The governor, who is to address a joint session of the General Assembly at 1 p.m. today, said last night, "I'm optimistic. I think they'll come to a compromise."

Asked if he feared the legislature's failure to enact a budget could jeopardize the state's coveted triple-A bond rating, Mr. Schaefer replied: "Today, no. I think we're still all right. . . . [But] if we stay at doomsday, I have some doubts."

Senate President Thomas V. Mike Miller Jr., D-Prince George's, said, "We'll meet with the governor tomorrow and hopefully in two days we'll do what we should have been able to do in 90 days."

But House Speaker R. Clayton Mitchell Jr., D-Kent, said if the Senate had done what the House did -- pass a "responsible and balanced budget" -- the session would be over.

And he predicted that when the assembly reconvenes, "This house will do the responsible thing. We will do it. And we'll have to convince the Senate to do the right thing, too."

The session's last gasp actually came at 9:30 p.m., when the filibuster-threatened Senate voted 25-22 to kill a House proposal that would have raised $200 million in taxes to balance the budget, nearly $50 million more to pay for local aid programs (primarily for Baltimore and Prince George's and Montgomery counties), and a nickel-a-gallon gasoline tax that would have restarted the state's stalled road construction program.

The vote shifted the pressure to the House, which had possession of three Senate bills that could have served almost the same purposes.

"I think it's pretty clear that this bill is not going to pass and if we're going to be a budget tonight, it wil have to come from across the hall," Senate Budget and Taxation Committee Chairman Laurence Levitan, D-Montgomery, said after the vote.

But the House and Senate bills differed fundamentally in the way the new taxes would be raised -- the House favoring increases in income and corporate taxes, the Senate favoring expansion of the sales tax. Neither side would give in.

Last night the two houses were tentatively scheduled to return to session at 1 p.m. today to hear the governor's speech, then recess for a day to cool off. They plan to reconvene Thursday to adopt the doomsday budget, and then return Monday to begin work on a new tax and capital construction plan.

Besides cutting aid to schools, agencies and the poor, the doomsday budget would have slam-dunked local governments by slashing another $95 million in state aid on top of $250 million in reductions already approved.
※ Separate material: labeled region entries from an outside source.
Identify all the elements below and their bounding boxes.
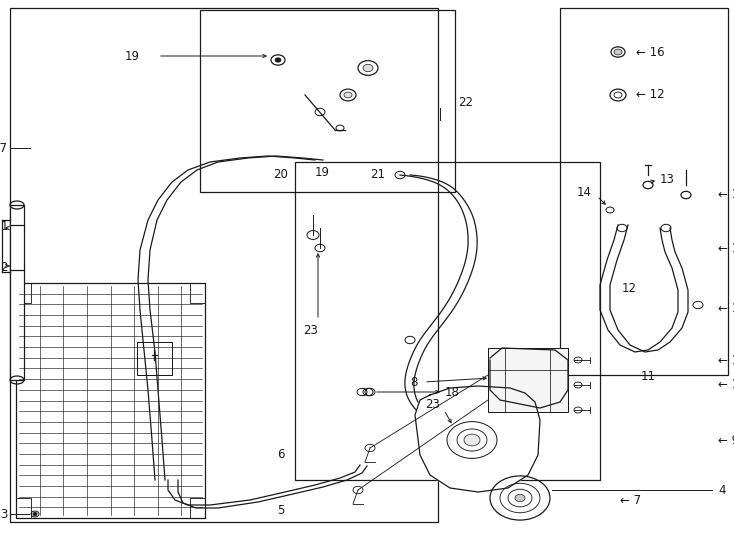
Text: 18: 18 (445, 386, 460, 399)
Text: 23: 23 (303, 323, 318, 336)
Circle shape (574, 382, 582, 388)
Text: 20: 20 (273, 168, 288, 181)
Text: 19: 19 (125, 50, 140, 63)
Text: 21: 21 (370, 168, 385, 181)
Bar (560, 8, 728, 375)
Text: 17: 17 (0, 141, 8, 154)
Polygon shape (490, 348, 568, 408)
Text: ← 12: ← 12 (636, 89, 664, 102)
Text: 23: 23 (425, 399, 440, 411)
Text: ← 15: ← 15 (718, 188, 734, 201)
Circle shape (365, 444, 375, 451)
Bar (16, 283, 205, 518)
Circle shape (353, 487, 363, 494)
Text: ← 10: ← 10 (718, 379, 734, 392)
Bar (10, 8, 438, 522)
Text: ← 7: ← 7 (620, 494, 641, 507)
Text: 8: 8 (410, 375, 418, 388)
Circle shape (33, 512, 37, 516)
Text: ← 16: ← 16 (636, 45, 664, 58)
Text: 19: 19 (315, 165, 330, 179)
Circle shape (515, 494, 525, 502)
Bar (295, 162, 600, 480)
Text: 3: 3 (1, 508, 8, 521)
Circle shape (275, 58, 281, 62)
Circle shape (574, 357, 582, 363)
Circle shape (464, 434, 480, 446)
Bar (137, 342, 172, 375)
Bar (190, 498, 205, 518)
Bar (10, 205, 24, 380)
Text: 4: 4 (718, 483, 725, 496)
Text: 22: 22 (458, 96, 473, 109)
Circle shape (614, 49, 622, 55)
Text: ← 9: ← 9 (718, 434, 734, 447)
Circle shape (363, 64, 373, 72)
Text: 1: 1 (1, 219, 8, 233)
Text: 11: 11 (641, 370, 655, 383)
Text: 5: 5 (277, 503, 285, 516)
Bar (190, 283, 205, 303)
Text: 13: 13 (660, 173, 675, 186)
Polygon shape (415, 386, 540, 492)
Bar (488, 348, 568, 412)
Bar (16, 498, 31, 518)
Text: ← 12: ← 12 (718, 241, 734, 254)
Bar (16, 283, 31, 303)
Text: 12: 12 (622, 281, 637, 294)
Circle shape (574, 407, 582, 413)
Text: ← 12: ← 12 (718, 301, 734, 314)
Text: 14: 14 (577, 186, 592, 199)
Bar (200, 10, 455, 192)
Text: 6: 6 (277, 449, 285, 462)
Text: ← 10: ← 10 (718, 354, 734, 367)
Text: 2: 2 (1, 261, 8, 274)
Circle shape (344, 92, 352, 98)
"It is starting to turn into a bittersweet day for Baltimore," said Mayor Kurt L. Schmoke, who went from the Orioles' Opening Day victory to the legislature's closing night defeat.
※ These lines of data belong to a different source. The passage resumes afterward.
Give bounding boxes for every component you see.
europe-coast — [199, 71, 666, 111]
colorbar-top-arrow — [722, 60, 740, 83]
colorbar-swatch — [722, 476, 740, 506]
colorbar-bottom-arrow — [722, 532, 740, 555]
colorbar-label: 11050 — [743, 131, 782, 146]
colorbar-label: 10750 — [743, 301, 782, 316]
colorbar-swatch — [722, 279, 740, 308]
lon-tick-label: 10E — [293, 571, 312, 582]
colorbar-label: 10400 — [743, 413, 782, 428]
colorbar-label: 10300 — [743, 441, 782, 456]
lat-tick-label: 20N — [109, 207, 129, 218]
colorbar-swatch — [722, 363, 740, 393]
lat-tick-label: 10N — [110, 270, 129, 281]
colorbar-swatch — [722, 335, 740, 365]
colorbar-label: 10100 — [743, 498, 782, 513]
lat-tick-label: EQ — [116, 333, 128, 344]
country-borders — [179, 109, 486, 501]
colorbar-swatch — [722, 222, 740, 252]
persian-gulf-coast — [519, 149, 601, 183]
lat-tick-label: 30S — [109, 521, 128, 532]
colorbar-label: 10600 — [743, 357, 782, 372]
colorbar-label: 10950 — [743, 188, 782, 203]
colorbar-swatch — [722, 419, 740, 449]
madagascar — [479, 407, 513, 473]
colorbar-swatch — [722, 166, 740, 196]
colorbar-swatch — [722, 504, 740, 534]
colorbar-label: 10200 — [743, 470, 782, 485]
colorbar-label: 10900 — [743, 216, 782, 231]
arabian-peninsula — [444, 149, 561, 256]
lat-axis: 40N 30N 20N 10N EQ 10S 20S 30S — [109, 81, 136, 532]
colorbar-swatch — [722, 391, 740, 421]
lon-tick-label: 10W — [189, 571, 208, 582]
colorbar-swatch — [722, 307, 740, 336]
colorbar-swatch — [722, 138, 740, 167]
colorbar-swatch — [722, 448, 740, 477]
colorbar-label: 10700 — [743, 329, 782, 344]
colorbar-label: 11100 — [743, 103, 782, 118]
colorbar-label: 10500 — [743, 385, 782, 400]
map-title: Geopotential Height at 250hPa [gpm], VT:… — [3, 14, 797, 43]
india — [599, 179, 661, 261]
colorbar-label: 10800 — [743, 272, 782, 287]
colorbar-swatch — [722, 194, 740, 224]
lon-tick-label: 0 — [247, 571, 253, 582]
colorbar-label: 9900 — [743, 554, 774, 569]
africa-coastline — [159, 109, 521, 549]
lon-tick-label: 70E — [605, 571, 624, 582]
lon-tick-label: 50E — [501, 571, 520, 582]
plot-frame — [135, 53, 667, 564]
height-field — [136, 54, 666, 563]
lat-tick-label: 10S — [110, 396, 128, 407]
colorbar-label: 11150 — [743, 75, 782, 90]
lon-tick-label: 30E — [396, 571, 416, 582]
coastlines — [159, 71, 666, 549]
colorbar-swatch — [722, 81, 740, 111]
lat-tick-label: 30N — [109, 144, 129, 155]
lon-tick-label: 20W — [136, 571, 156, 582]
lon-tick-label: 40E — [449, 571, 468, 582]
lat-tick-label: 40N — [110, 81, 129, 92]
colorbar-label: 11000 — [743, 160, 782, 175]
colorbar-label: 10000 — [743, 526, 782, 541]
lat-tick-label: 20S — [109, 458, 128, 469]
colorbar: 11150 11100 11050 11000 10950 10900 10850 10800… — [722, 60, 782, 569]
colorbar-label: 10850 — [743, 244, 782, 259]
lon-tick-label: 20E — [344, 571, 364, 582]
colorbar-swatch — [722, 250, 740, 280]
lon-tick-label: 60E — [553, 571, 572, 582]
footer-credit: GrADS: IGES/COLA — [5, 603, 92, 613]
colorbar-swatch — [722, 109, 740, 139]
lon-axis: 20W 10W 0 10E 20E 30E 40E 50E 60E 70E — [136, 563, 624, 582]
"Everyone felt so euphoric this afternoon, and now we're looking a budget that could do a lot of harm for a lot of years," he said.

In an extended session, however, the "doomsday" list of additional budget cuts could be revised. And, if a subsequent agreement can be reached on taxes, that list could be partly or completely replaced with new revenues.

Local governments were put squarely in jeopardy by last night's actions.

By killing the tax bill, it means Baltimore and the 23 counties will lose $88.5 million in state aid to help offset the state's Fiscal Year 1992 budget deficit rather than a $50 million hit if the tax bill had passed.

Also defeated with the tax package was expansion of local authority to raise piggyback income tax rates, a move long intended to offset the huge cuts in state aid.

Without that additional taxing authority, local governments would have little choice but to lay off employees, cut services, raise property taxes, or do all of those things.

By failing to pass an operating budget, the legislature was prohibited from voting for a state construction budget for next year.